Probability distribution of token sampling and how it can be altered to watermark text

Watermarking is applicable across all languages and types of text, even extending to images. Because watermarking works by altering the randomness of token sampling, it is not language-dependent and can be applied universally. This universality makes watermarking a highly favorable method for distinguishing between AI and human-generated text. Different language models can be trained on different languages while using the same watermarking method. In fact, watermarking is not even media-dependent, as similar methods can be applied to images, videos, and sound .
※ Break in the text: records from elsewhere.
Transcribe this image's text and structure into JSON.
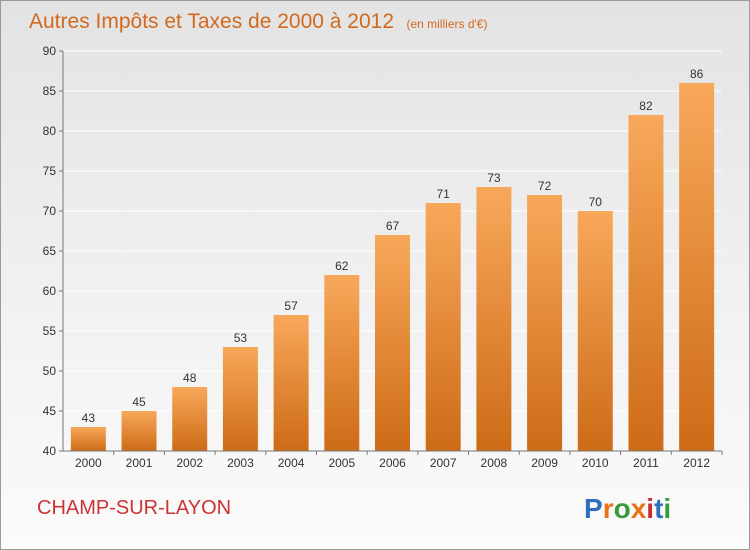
{
  "title": "Autres Impôts et Taxes de 2000 à 2012",
  "subtitle": "(en milliers d'€)",
  "location": "CHAMP-SUR-LAYON",
  "brand": {
    "text": "Proxiti",
    "letter_colors": [
      "#2f6fbf",
      "#e8731a",
      "#3a9a3a",
      "#e8731a",
      "#cc2e2e",
      "#2f6fbf",
      "#3a9a3a"
    ]
  },
  "colors": {
    "bar_top": "#f8a85a",
    "bar_bottom": "#cd6b17",
    "grid": "#ffffff",
    "axis": "#777777"
  },
  "chart_data": {
    "type": "bar",
    "categories": [
      "2000",
      "2001",
      "2002",
      "2003",
      "2004",
      "2005",
      "2006",
      "2007",
      "2008",
      "2009",
      "2010",
      "2011",
      "2012"
    ],
    "values": [
      43,
      45,
      48,
      53,
      57,
      62,
      67,
      71,
      73,
      72,
      70,
      82,
      86
    ],
    "ylim": [
      40,
      90
    ],
    "yticks": [
      40,
      45,
      50,
      55,
      60,
      65,
      70,
      75,
      80,
      85,
      90
    ],
    "grid": true,
    "legend": "none"
  }
}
A counter-argument suggests that watermarking only works with closed-source models, as bad actors have significant motivation to remove any watermarks from open-source models. However, watermarking can be integrated down to the parameter level, meaning that altering the parameters to remove the watermark would severely degrade model performance. Recent research by found that "the strongest attack we consider requires deteriorating text quality to zero out of 100 to bring the detection rate to 50%." Text quality was computed by having Mistral-Instruct-7B, a large language model, assign a score out of 100. This significant performance degradation would render the model practically unusable. Removing the watermark without affecting performance would require retraining the model from scratch, a costly and time-consuming process.

Conclusion

As language models continue to advance, knowing the origin of text will become increasingly important to prevent the misuse of AI in propaganda campaigns and to uphold academic integrity. Watermarking is a reliable method for distinguishing between AI and human-generated text and is applicable across all languages and types of text. Watermarking can be integrated at the parameter level, making its removal impossible without significantly compromising performance.

This essay concludes that watermarking is a reliable and immediately applicable method for distinguishing between AI and human-generated text, offering a robust solution to the challenge of detecting AI-generated content.